Getting Your Indices in a Row: Full-Text Search for LLM Training Data for Real World
Ines Altemir Marinas, Anastasiia Kucherenko, Alexander Sternfeld, Andrei Kucharavy
TL;DR
This paper demonstrates that scalable full-text indexing of large LLM training datasets on energy-efficient ARM64 HPC is feasible by porting Elasticsearch to the ALPS platform and indexing 8.6T tokens from the Apertus corpus. The approach enables offline, open-web-like search and supports safety analyses by providing granular, queryable access to multilingual training data, including harmful-content subsets. Key contributions include a complete ARM64 deployment, performance benchmarks for indexing and querying at scale, and practical safety use cases (weaponized language and chemical terms) that inform data curation. The work emphasizes green computing benefits and argues for broader, data-centric safety practices in LLM development, while highlighting ethical and governance questions surrounding open training data indexes. The resulting infrastructure paves the way for transparent auditing and safer deployment of open-weight LLMs through scalable, open-access data analysis.
Abstract
The performance of Large Language Models (LLMs) is determined by their training data. Despite the proliferation of open-weight LLMs, access to LLM training data has remained limited.

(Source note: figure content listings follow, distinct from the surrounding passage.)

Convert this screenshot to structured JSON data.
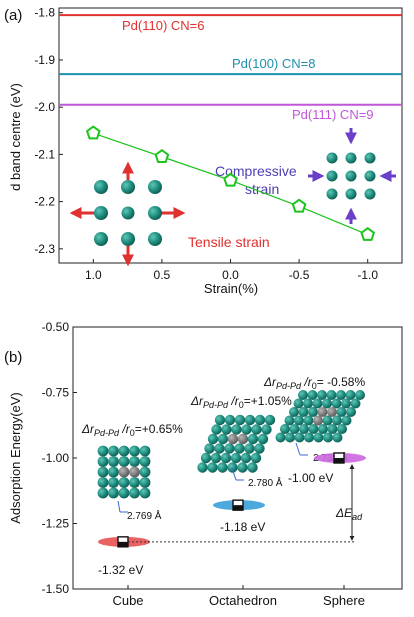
{
  "chart_data": [
    {
      "panel": "(a)",
      "type": "scatter",
      "ylabel": "d band centre (eV)",
      "xlabel": "Strain(%)",
      "xlim": [
        1.25,
        -1.25
      ],
      "ylim": [
        -2.33,
        -1.79
      ],
      "x_ticks": [
        "1.0",
        "0.5",
        "0.0",
        "-0.5",
        "-1.0"
      ],
      "x_tick_values": [
        1.0,
        0.5,
        0.0,
        -0.5,
        -1.0
      ],
      "y_ticks": [
        "-1.8",
        "-1.9",
        "-2.0",
        "-2.1",
        "-2.2",
        "-2.3"
      ],
      "y_tick_values": [
        -1.8,
        -1.9,
        -2.0,
        -2.1,
        -2.2,
        -2.3
      ],
      "series": [
        {
          "x": [
            1.0,
            0.5,
            0.0,
            -0.5,
            -1.0
          ],
          "y": [
            -2.055,
            -2.105,
            -2.155,
            -2.21,
            -2.27
          ],
          "color": "#1bc31b"
        }
      ],
      "reference_lines": [
        {
          "y": -1.805,
          "label": "Pd(110)   CN=6",
          "color": "#e03030"
        },
        {
          "y": -1.93,
          "label": "Pd(100)   CN=8",
          "color": "#1f8fae"
        },
        {
          "y": -1.995,
          "label": "Pd(111)   CN=9",
          "color": "#c157d8"
        }
      ],
      "annotations": {
        "compressive_line1": "Compressive",
        "compressive_line2": "strain",
        "tensile": "Tensile strain"
      },
      "colors": {
        "compressive": "#4b3fb3",
        "tensile": "#e03030",
        "atom": "#1d8a7c",
        "arrow_tensile": "#e03030",
        "arrow_compressive": "#6a40c8"
      },
      "grid": false
    },
    {
      "panel": "(b)",
      "type": "scatter",
      "ylabel": "Adsorption Energy(eV)",
      "ylim": [
        -1.5,
        -0.5
      ],
      "y_ticks": [
        "-0.50",
        "-0.75",
        "-1.00",
        "-1.25",
        "-1.50"
      ],
      "y_tick_values": [
        -0.5,
        -0.75,
        -1.0,
        -1.25,
        -1.5
      ],
      "categories": [
        "Cube",
        "Octahedron",
        "Sphere"
      ],
      "values": [
        -1.32,
        -1.18,
        -1.0
      ],
      "value_labels": [
        "-1.32 eV",
        "-1.18 eV",
        "-1.00 eV"
      ],
      "marker_colors": [
        "#e85050",
        "#3aa0d8",
        "#cc66e0"
      ],
      "strain_labels": [
        {
          "prefix": "Δr",
          "sub": "Pd-Pd",
          "mid": " /r",
          "sub0": "0",
          "value": "=+0.65%"
        },
        {
          "prefix": "Δr",
          "sub": "Pd-Pd",
          "mid": " /r",
          "sub0": "0",
          "value": "=+1.05%"
        },
        {
          "prefix": "Δr",
          "sub": "Pd-Pd",
          "mid": " /r",
          "sub0": "0",
          "value": "= -0.58%"
        }
      ],
      "bond_lengths": [
        "2.769 Å",
        "2.780 Å",
        "2.734 Å"
      ],
      "delta_label_main": "ΔE",
      "delta_label_sub": "ad",
      "grid": false
    }
  ]
}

Even for fully open LLMs, the scale of the data makes it all but inscrutable to the general scientific community, despite potentially containing critical data scraped from the internet. In this paper, we present the full-text indexing pipeline for the Apertus LLM training data. Leveraging Elasticsearch parallel indices and the Alps infrastructure, a state-of-the-art, highly energy-efficient arm64 supercluster, we were able to index 8.6T tokens out of 15.2T used to train the Apertus LLM family, creating both a critical LLM safety tool and effectively an offline, curated, open web search engine. Our contribution is threefold. First, we demonstrate that Elasticsearch can be successfully ported onto next-generation arm64-based infrastructure. Second, we demonstrate that full-text indexing at the scale of modern LLM training datasets and the entire open web is feasible and accessible. Finally, we demonstrate that such indices can be used to ensure previously inaccessible jailbreak-agnostic LLM safety. We hope that our findings will be useful to other teams attempting large-scale data indexing and facilitate the general transition towards greener computation.